I may interpret it as: an electrical charge at rest in a frame is equivalent to being in an "electrical field" in an acclerating frame.
Not quite. Mathematically,
M_{inertial}\ \vec{A} = M_{grav}\ \vec{g}_{grav}
where \vec{g}_{grav} is the gravitational field.
Since M_{grav} = M_{inertial}, you can divide through by M_{grav} to get:
\vec{A} = \vec{g}_{grav}
Which means that acceleration due to gravity is
universal, the same for all objects, regardless of their mass, or what they are made out of, or whatever. That's the principle character of "fictitious" or "inertial" forces such as the "g" forces that arise in an accelerating rocket.
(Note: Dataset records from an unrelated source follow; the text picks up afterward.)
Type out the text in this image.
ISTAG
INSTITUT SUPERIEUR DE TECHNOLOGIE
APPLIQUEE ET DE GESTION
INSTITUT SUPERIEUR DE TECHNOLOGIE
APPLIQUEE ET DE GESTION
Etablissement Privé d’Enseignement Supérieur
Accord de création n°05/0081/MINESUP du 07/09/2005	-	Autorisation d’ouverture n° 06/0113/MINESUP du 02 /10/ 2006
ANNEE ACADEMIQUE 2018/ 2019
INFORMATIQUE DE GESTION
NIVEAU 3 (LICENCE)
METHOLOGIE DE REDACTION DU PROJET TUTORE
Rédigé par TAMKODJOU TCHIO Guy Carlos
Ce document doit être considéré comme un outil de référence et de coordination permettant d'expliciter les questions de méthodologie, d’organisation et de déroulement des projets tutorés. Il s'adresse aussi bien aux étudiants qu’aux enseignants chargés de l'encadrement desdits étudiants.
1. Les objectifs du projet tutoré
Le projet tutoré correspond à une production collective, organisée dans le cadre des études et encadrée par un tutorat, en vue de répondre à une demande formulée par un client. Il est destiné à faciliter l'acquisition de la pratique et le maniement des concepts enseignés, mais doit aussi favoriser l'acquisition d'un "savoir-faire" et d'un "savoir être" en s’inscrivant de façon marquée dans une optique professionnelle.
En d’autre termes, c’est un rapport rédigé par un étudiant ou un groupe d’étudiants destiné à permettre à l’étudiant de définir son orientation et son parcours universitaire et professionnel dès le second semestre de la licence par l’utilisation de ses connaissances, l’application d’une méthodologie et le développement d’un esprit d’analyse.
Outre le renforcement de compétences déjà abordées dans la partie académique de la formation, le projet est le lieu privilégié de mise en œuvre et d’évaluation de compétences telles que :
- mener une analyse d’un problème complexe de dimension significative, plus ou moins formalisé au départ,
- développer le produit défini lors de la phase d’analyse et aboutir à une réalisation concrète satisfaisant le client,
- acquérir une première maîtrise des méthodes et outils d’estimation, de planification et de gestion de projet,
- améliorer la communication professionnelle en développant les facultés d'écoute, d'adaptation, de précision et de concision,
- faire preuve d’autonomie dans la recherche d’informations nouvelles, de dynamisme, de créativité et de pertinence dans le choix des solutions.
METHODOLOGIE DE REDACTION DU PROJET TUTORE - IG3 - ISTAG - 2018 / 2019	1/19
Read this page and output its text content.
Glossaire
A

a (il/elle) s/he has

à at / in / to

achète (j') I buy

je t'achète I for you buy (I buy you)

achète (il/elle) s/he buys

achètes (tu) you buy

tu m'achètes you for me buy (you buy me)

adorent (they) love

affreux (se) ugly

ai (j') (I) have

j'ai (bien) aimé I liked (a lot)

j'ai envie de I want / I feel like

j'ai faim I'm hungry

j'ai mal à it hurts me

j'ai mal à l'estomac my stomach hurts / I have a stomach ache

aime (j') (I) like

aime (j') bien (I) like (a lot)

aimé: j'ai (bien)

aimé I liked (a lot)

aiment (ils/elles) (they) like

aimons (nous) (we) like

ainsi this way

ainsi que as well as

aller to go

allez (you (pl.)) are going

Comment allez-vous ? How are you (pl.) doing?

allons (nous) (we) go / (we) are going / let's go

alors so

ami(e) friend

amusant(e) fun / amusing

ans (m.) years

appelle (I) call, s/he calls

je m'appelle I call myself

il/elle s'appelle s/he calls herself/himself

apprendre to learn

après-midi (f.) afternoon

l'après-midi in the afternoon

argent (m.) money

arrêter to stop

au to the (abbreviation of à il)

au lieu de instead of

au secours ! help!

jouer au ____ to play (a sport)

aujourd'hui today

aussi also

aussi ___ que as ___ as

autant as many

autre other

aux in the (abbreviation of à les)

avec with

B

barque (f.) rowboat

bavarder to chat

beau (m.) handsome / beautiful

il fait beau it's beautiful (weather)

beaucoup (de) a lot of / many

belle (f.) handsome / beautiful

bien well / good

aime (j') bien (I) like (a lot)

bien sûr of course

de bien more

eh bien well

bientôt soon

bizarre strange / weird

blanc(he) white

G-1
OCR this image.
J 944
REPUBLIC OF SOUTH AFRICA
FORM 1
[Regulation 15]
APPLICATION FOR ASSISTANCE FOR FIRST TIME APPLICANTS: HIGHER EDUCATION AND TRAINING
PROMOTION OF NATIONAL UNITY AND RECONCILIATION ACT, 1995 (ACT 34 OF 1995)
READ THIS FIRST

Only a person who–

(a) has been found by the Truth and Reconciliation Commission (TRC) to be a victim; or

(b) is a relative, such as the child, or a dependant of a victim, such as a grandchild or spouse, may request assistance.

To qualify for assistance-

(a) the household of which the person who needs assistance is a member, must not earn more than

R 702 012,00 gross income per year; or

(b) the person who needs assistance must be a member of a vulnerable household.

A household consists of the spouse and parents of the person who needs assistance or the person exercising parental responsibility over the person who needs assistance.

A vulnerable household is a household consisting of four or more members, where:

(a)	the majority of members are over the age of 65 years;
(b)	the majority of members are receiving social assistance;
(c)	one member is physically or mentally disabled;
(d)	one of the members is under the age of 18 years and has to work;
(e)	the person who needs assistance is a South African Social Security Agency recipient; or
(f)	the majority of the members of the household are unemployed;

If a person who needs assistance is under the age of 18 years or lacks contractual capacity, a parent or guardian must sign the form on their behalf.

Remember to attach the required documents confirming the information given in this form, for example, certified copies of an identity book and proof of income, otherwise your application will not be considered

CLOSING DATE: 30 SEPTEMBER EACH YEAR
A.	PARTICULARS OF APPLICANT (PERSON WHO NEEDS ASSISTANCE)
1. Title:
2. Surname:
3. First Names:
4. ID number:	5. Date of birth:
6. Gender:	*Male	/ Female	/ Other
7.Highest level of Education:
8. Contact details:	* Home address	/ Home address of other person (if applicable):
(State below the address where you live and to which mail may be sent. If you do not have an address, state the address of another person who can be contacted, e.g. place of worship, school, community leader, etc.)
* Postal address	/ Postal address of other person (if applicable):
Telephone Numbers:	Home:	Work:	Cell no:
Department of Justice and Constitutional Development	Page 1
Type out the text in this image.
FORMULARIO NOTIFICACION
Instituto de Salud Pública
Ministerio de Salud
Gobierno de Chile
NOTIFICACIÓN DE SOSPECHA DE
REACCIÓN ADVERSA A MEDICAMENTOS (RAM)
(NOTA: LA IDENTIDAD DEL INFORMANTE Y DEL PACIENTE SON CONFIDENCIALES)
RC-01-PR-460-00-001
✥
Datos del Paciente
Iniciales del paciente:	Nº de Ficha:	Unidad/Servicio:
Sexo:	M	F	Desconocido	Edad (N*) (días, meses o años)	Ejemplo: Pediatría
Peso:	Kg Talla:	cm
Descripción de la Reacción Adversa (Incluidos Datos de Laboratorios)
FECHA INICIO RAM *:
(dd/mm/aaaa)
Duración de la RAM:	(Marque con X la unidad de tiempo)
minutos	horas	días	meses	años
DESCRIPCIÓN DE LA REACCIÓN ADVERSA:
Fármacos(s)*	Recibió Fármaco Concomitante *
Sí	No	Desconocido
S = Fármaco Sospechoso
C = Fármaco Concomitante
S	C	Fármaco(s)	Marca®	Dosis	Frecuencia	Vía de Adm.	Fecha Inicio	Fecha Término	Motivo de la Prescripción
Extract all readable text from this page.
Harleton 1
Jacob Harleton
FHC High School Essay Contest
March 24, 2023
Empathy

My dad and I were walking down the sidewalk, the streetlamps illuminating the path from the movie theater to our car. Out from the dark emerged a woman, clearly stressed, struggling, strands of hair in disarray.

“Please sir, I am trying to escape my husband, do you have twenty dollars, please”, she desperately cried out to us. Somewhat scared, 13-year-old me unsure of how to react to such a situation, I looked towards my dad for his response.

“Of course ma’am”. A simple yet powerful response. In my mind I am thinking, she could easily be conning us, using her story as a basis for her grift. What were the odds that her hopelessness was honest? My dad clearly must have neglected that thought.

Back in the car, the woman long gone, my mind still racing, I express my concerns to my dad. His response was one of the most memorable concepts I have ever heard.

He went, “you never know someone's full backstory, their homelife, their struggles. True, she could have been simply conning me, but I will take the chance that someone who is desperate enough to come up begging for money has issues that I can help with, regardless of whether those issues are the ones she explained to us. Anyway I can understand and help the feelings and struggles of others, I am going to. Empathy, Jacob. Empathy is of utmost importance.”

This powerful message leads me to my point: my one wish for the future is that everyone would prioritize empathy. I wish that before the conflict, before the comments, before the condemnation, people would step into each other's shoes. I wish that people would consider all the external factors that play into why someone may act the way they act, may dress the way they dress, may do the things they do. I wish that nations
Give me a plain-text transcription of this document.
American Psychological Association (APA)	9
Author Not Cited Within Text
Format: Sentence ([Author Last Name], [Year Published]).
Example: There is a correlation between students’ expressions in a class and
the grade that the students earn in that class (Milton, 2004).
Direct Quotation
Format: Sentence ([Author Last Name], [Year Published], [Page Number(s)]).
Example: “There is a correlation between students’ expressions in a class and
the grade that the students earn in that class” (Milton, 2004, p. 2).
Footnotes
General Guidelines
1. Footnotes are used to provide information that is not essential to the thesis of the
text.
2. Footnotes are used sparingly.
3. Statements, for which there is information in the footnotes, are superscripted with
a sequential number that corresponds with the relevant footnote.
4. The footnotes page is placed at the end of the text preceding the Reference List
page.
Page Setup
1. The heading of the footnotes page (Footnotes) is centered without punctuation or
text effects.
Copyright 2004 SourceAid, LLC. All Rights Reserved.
This means that gravity can be understand as locally equivalent to a fictitious or inertial force.
In contrast, if you start with the force due to electric fields, you have:
M_{inertial}\ \vec{A} = Q \vec{E}
where Q is the electric charge, and \vec{E} is the electric field.
If you do the same trick of dividing through by M_{inertial}, you find:
\vec{A} = \dfrac{Q}{M_{inertial}} \vec{E}
So the acceleration due to electrical forces is
not universal; the acceleration depends on the charge-to-mass ratio. So electrical forces
can't be interpreted as inertial, or fictitious forces, since they accelerate different objects in different ways.